Benchmark data is often shared with participants to let them polish their models. By comparing the input data and the benchmark it is sometimes possible to reverse-engineer the outcome. The practice is called leaderboard probing and can be a serious problem.
- Scenario 3: The competition calls for a model to predict a person’s clothing size based on height and body mass. To get the benchmark, the participant has to submit 10 sample sizes. The benchmark then compares the outcome with the real size and returns an average error. By submitting properly selected numbers enough times, the participant cracks the benchmark. Anticipating the potential subterfuge, the company opts to provide a public test set and a separate dataset to run the final benchmark and test the model.
Advice: Look for every possible way your competition could be cracked and never underestimate your participants’ determination to win.
Recommendation 4. Spread the word about your competition
One of the benefits of running a competition is that you get access to thousands of data scientists, from beginners to superstars, who brainstorm various solutions to the challenge. Playing with data is fun and participating in competitions is a great way to validate and improve skills, show proficiency and look for customers. Spreading the word about your challenge is almost as important as designing the rules and preparing the data.

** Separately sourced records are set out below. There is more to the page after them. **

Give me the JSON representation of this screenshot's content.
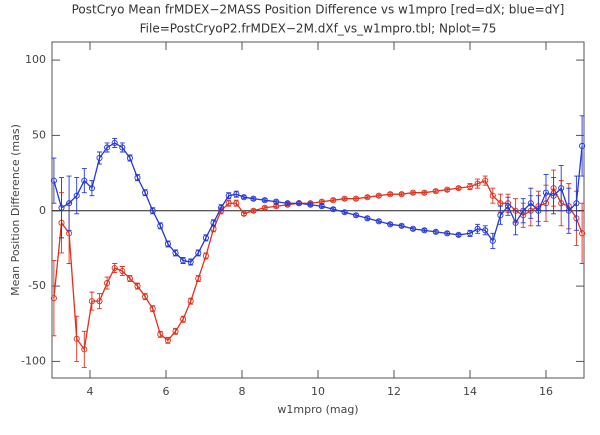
{
  "chart_data": {
    "type": "line",
    "title": "PostCryo Mean frMDEX−2MASS Position Difference vs w1mpro [red=dX; blue=dY]",
    "subtitle": "File=PostCryoP2.frMDEX−2M.dXf_vs_w1mpro.tbl; Nplot=75",
    "x_label": "w1mpro (mag)",
    "y_label": "Mean Position Difference (mas)",
    "x": [
      3.05,
      3.25,
      3.45,
      3.65,
      3.85,
      4.05,
      4.25,
      4.45,
      4.65,
      4.85,
      5.05,
      5.25,
      5.45,
      5.65,
      5.85,
      6.05,
      6.25,
      6.45,
      6.65,
      6.85,
      7.05,
      7.25,
      7.45,
      7.65,
      7.85,
      8.05,
      8.3,
      8.6,
      8.9,
      9.2,
      9.5,
      9.8,
      10.1,
      10.4,
      10.7,
      11.0,
      11.3,
      11.6,
      11.9,
      12.2,
      12.5,
      12.8,
      13.1,
      13.4,
      13.7,
      14.0,
      14.2,
      14.4,
      14.6,
      14.8,
      15.0,
      15.2,
      15.4,
      15.6,
      15.8,
      16.0,
      16.2,
      16.4,
      16.6,
      16.8,
      16.95
    ],
    "series": [
      {
        "name": "dX",
        "color": "#e2301c",
        "values": [
          -58,
          -8,
          -15,
          -85,
          -92,
          -60,
          -60,
          -48,
          -38,
          -40,
          -45,
          -50,
          -57,
          -65,
          -82,
          -86,
          -80,
          -72,
          -60,
          -45,
          -30,
          -12,
          0,
          5,
          5,
          -2,
          0,
          2,
          3,
          4,
          5,
          5,
          6,
          7,
          8,
          8,
          9,
          10,
          11,
          11,
          12,
          12,
          13,
          14,
          15,
          16,
          18,
          20,
          10,
          5,
          5,
          0,
          -3,
          0,
          3,
          5,
          15,
          5,
          3,
          -5,
          -15
        ],
        "errors": [
          25,
          20,
          20,
          15,
          12,
          6,
          5,
          4,
          3,
          3,
          2,
          2,
          2,
          2,
          2,
          2,
          2,
          2,
          2,
          2,
          2,
          2,
          2,
          2,
          2,
          1,
          1,
          1,
          1,
          1,
          1,
          1,
          1,
          1,
          1,
          1,
          1,
          1,
          1,
          1,
          1,
          1,
          1,
          1,
          1,
          2,
          3,
          3,
          5,
          6,
          6,
          8,
          8,
          10,
          10,
          12,
          12,
          15,
          15,
          18,
          20
        ]
      },
      {
        "name": "dY",
        "color": "#2438d8",
        "values": [
          20,
          2,
          5,
          10,
          20,
          15,
          35,
          42,
          45,
          42,
          35,
          22,
          12,
          0,
          -10,
          -22,
          -28,
          -33,
          -34,
          -28,
          -18,
          -8,
          2,
          10,
          11,
          9,
          8,
          7,
          6,
          5,
          5,
          4,
          3,
          1,
          -1,
          -3,
          -5,
          -7,
          -9,
          -10,
          -12,
          -13,
          -14,
          -15,
          -16,
          -15,
          -12,
          -13,
          -20,
          -3,
          3,
          -8,
          0,
          5,
          0,
          12,
          10,
          15,
          0,
          5,
          43
        ],
        "errors": [
          15,
          20,
          18,
          12,
          8,
          5,
          4,
          3,
          3,
          3,
          2,
          2,
          2,
          2,
          2,
          2,
          2,
          2,
          2,
          2,
          2,
          2,
          2,
          2,
          2,
          1,
          1,
          1,
          1,
          1,
          1,
          1,
          1,
          1,
          1,
          1,
          1,
          1,
          1,
          1,
          1,
          1,
          1,
          1,
          1,
          2,
          3,
          3,
          5,
          6,
          6,
          8,
          8,
          10,
          10,
          12,
          12,
          15,
          15,
          18,
          20
        ]
      }
    ],
    "xlim": [
      3,
      17
    ],
    "xticks": [
      4,
      6,
      8,
      10,
      12,
      14,
      16
    ],
    "ylim": [
      -111,
      112
    ],
    "yticks": [
      -100,
      -50,
      0,
      50,
      100
    ],
    "zero_line": true
  }
}
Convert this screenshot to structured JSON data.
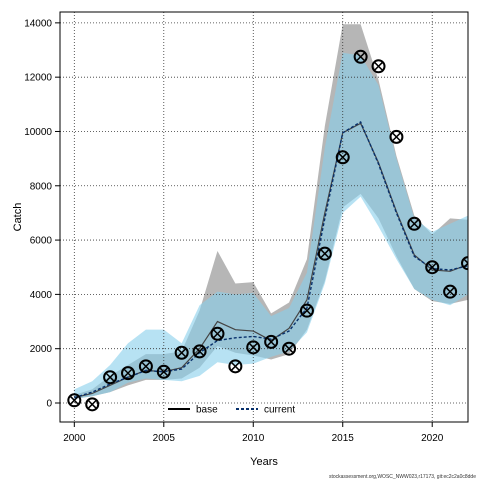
{
  "chart_data": {
    "type": "line",
    "xlabel": "Years",
    "ylabel": "Catch",
    "xlim": [
      1999.2,
      2022
    ],
    "ylim": [
      -700,
      14400
    ],
    "xticks": [
      2000,
      2005,
      2010,
      2015,
      2020
    ],
    "yticks": [
      0,
      2000,
      4000,
      6000,
      8000,
      10000,
      12000,
      14000
    ],
    "grid": true,
    "legend_position": "bottom-center",
    "colors": {
      "base": "#000000",
      "current": "#1f77b4",
      "base_band": "#a9a9a9",
      "current_band": "#87ceeb",
      "observed": "#000000"
    },
    "years": [
      2000,
      2001,
      2002,
      2003,
      2004,
      2005,
      2006,
      2007,
      2008,
      2009,
      2010,
      2011,
      2012,
      2013,
      2014,
      2015,
      2016,
      2017,
      2018,
      2019,
      2020,
      2021,
      2022
    ],
    "series": [
      {
        "name": "base",
        "line_style": "solid",
        "median": [
          200,
          350,
          650,
          950,
          1200,
          1150,
          1300,
          2000,
          3000,
          2700,
          2650,
          2300,
          2750,
          3800,
          7000,
          9950,
          10300,
          8850,
          7050,
          5450,
          4900,
          4850,
          5100
        ],
        "lower": [
          150,
          250,
          400,
          650,
          850,
          850,
          900,
          1300,
          2100,
          1850,
          1750,
          1600,
          1800,
          2700,
          4500,
          7200,
          7700,
          6800,
          5400,
          4200,
          3750,
          3650,
          3800
        ],
        "upper": [
          300,
          500,
          1000,
          1400,
          1800,
          1800,
          1900,
          3400,
          5600,
          4400,
          4450,
          3300,
          3700,
          5300,
          10200,
          13950,
          13950,
          11900,
          9100,
          6900,
          6200,
          6800,
          6750
        ]
      },
      {
        "name": "current",
        "line_style": "dashed",
        "median": [
          200,
          400,
          700,
          950,
          1200,
          1150,
          1250,
          1850,
          2300,
          2400,
          2450,
          2350,
          2650,
          3500,
          6800,
          9950,
          10350,
          8800,
          7000,
          5400,
          4950,
          4900,
          5050
        ],
        "lower": [
          150,
          250,
          400,
          750,
          900,
          850,
          800,
          1000,
          1500,
          1400,
          1450,
          1700,
          1900,
          2600,
          4400,
          7000,
          7600,
          6500,
          5300,
          4200,
          3800,
          3600,
          4000
        ],
        "upper": [
          500,
          800,
          1400,
          2200,
          2700,
          2700,
          2200,
          3600,
          4100,
          4000,
          4050,
          3200,
          3500,
          4800,
          9400,
          12900,
          12800,
          11700,
          9000,
          6800,
          6300,
          6600,
          6900
        ]
      },
      {
        "name": "observed",
        "marker": "circle-x",
        "values": [
          100,
          -50,
          950,
          1100,
          1350,
          1150,
          1850,
          1900,
          2550,
          1350,
          2050,
          2250,
          2000,
          3400,
          5500,
          9050,
          12750,
          12400,
          9800,
          6600,
          5000,
          4100,
          5150
        ]
      }
    ]
  },
  "legend": {
    "items": [
      "base",
      "current"
    ]
  },
  "footnote": "stockassessment.org,WOSC_NWW023,r17173, git:ec2c2a0c8dde"
}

- Scenario: A state administration is in need of a predictive model. It has come up with some attractive prizes and published the upcoming challenge for data scientists on its website. As these steps may not yield the results it’s looking for, it decides to sponsor a Kaggle competition to draw thousands of data scientists to the problem.
Advice: Choose a popular platform and spread the word about the competition by sending invitations and promoting the competition on social media. Data scientists swarm to Kaggle competitions by the thousands. It stands to reason that choosing a platform to maximize promotion is in your best interest.
Conclusion
Running a competition on Kaggle or a similar platform can not only help you determine if an AI-based solution could benefit your company, but also potentially provide the solution, proof of concept and the crew to implement it at the same time. Could efficiency be better exemplified?

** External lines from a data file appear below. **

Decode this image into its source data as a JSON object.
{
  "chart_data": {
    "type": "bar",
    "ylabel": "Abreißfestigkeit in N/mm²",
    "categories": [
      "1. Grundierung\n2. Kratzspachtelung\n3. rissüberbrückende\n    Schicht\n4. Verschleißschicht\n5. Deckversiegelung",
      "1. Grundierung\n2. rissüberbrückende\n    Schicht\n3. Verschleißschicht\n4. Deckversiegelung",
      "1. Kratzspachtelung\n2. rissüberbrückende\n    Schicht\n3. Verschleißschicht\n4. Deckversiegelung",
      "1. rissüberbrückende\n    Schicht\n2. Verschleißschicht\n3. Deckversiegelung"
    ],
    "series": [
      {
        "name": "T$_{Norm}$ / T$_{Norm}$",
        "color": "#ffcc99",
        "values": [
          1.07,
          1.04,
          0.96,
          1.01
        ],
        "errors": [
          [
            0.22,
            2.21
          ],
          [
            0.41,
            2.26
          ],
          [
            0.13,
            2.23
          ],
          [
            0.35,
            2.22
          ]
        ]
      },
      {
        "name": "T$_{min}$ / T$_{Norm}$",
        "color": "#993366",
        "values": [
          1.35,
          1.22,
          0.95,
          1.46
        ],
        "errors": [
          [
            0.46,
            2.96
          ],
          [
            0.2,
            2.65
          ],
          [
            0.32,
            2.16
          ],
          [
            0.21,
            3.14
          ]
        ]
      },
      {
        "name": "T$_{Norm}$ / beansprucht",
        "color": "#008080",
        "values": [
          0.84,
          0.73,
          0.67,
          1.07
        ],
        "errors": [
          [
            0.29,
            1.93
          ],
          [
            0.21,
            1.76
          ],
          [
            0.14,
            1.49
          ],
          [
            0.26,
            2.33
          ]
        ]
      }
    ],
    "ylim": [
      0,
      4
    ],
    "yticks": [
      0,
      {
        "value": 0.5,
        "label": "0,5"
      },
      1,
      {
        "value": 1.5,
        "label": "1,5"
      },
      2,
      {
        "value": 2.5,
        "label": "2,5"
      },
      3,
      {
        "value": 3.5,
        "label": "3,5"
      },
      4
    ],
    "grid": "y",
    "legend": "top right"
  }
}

Just remember, run a competition that makes sense. Although most data scientists engage in competitions just to win or validate their skills, it is always better to invest time and energy in something meaningful. It is easier to spot if the processing data makes sense than a lot of companies running competitions realize.

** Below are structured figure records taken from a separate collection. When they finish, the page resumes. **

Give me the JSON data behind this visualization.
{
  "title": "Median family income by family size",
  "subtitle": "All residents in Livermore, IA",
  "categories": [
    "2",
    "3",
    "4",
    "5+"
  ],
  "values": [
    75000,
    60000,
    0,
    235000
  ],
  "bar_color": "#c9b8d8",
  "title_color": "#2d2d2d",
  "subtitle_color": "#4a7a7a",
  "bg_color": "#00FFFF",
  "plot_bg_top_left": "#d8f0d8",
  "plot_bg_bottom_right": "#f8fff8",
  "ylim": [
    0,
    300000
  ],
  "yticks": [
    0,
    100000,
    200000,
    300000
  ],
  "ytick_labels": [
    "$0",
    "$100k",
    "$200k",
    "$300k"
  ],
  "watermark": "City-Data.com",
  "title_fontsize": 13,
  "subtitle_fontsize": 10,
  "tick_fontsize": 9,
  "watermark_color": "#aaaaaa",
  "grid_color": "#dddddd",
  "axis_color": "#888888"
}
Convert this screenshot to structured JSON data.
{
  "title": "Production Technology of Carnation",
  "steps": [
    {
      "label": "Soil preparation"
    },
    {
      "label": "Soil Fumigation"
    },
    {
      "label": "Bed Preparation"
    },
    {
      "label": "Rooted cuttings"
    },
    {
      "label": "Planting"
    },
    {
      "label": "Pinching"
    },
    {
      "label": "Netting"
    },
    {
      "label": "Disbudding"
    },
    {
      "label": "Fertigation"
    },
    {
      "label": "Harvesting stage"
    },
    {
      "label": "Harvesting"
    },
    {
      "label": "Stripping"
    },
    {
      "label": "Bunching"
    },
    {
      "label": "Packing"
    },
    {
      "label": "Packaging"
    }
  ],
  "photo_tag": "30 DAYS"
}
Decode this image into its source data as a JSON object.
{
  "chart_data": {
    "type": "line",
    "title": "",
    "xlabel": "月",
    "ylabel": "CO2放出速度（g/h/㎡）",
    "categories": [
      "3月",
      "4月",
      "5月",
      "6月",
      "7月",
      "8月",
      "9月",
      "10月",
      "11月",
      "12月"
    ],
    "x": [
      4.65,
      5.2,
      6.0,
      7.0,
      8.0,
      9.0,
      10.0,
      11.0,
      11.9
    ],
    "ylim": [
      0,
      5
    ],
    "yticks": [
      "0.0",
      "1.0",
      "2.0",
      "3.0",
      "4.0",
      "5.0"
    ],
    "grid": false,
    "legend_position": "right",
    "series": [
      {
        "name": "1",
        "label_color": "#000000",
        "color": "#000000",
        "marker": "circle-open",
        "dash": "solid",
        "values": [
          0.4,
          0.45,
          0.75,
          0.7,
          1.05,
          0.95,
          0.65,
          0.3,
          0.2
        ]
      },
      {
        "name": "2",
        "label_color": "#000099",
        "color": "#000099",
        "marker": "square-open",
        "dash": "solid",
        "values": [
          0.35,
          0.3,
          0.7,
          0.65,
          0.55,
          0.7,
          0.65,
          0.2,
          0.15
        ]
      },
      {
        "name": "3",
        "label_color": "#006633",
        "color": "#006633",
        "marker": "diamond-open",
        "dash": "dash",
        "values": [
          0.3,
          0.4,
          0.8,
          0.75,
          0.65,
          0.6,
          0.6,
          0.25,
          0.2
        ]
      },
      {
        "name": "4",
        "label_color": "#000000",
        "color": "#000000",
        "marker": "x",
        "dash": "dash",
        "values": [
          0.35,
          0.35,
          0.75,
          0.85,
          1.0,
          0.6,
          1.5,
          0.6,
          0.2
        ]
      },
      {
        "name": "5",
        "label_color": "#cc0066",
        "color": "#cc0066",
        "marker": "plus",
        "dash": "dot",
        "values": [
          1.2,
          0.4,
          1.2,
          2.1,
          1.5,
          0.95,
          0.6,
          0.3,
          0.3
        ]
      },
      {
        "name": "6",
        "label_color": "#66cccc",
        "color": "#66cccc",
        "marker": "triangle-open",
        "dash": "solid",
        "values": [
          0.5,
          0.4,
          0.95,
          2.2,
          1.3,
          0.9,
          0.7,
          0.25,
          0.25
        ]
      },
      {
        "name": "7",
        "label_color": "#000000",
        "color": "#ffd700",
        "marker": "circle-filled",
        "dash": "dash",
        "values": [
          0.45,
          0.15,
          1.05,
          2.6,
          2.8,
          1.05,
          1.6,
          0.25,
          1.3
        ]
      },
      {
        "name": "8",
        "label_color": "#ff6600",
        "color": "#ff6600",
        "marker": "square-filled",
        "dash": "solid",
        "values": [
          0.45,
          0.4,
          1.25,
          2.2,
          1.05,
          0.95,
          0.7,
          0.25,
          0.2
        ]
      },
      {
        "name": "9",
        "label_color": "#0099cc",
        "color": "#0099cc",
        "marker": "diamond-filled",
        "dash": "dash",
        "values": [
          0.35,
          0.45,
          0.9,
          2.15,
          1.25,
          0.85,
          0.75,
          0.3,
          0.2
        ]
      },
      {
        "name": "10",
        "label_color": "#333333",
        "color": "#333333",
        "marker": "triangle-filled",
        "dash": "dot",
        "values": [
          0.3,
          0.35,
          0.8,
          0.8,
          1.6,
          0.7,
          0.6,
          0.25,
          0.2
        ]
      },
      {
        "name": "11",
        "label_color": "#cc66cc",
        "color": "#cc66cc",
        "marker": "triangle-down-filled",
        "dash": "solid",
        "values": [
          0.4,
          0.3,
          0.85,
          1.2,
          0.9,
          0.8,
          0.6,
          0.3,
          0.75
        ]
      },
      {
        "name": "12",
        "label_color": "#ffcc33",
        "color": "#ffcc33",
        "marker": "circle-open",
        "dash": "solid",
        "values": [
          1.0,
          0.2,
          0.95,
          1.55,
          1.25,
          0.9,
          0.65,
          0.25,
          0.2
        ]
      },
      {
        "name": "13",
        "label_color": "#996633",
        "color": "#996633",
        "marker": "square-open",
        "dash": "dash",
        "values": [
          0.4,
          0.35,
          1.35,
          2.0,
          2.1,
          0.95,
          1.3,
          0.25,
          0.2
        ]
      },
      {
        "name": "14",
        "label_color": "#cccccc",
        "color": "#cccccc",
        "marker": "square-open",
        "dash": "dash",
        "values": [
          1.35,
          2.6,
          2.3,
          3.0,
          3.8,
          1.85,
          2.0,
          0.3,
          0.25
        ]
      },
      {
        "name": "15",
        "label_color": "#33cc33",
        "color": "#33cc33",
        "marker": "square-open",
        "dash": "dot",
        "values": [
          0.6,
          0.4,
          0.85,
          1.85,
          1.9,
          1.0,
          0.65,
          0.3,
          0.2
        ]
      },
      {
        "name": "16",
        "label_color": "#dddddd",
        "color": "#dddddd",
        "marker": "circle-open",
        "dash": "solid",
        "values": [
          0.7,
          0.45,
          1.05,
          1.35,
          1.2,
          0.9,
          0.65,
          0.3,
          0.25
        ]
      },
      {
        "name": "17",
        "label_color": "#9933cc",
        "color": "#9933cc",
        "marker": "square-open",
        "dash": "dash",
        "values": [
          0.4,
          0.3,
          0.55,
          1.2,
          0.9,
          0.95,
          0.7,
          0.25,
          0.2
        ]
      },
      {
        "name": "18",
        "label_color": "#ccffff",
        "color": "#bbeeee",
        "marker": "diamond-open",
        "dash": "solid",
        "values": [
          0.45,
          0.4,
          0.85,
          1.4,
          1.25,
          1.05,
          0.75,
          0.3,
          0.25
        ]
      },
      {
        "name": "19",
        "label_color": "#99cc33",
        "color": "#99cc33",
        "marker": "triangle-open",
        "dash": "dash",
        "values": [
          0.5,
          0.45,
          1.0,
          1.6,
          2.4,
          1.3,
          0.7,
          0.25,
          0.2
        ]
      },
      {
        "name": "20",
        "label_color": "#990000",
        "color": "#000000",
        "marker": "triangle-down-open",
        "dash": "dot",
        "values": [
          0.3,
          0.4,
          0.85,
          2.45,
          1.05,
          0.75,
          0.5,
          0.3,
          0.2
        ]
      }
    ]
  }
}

Preparing a model that is able to recognize plastic waste in a pile of trash is relatively easy. Building an automated machine to sort the waste is a whole different story. Although there is nothing wrong with probing the technology, it is much better to run a competition that will give feedback that can be used to optimize the company’s short- and long-term future performance. Far too many competitions either don’t make sense or produce results that are never used. Even if the competition itself proves successful, who really has the time or resources to do fruitless work?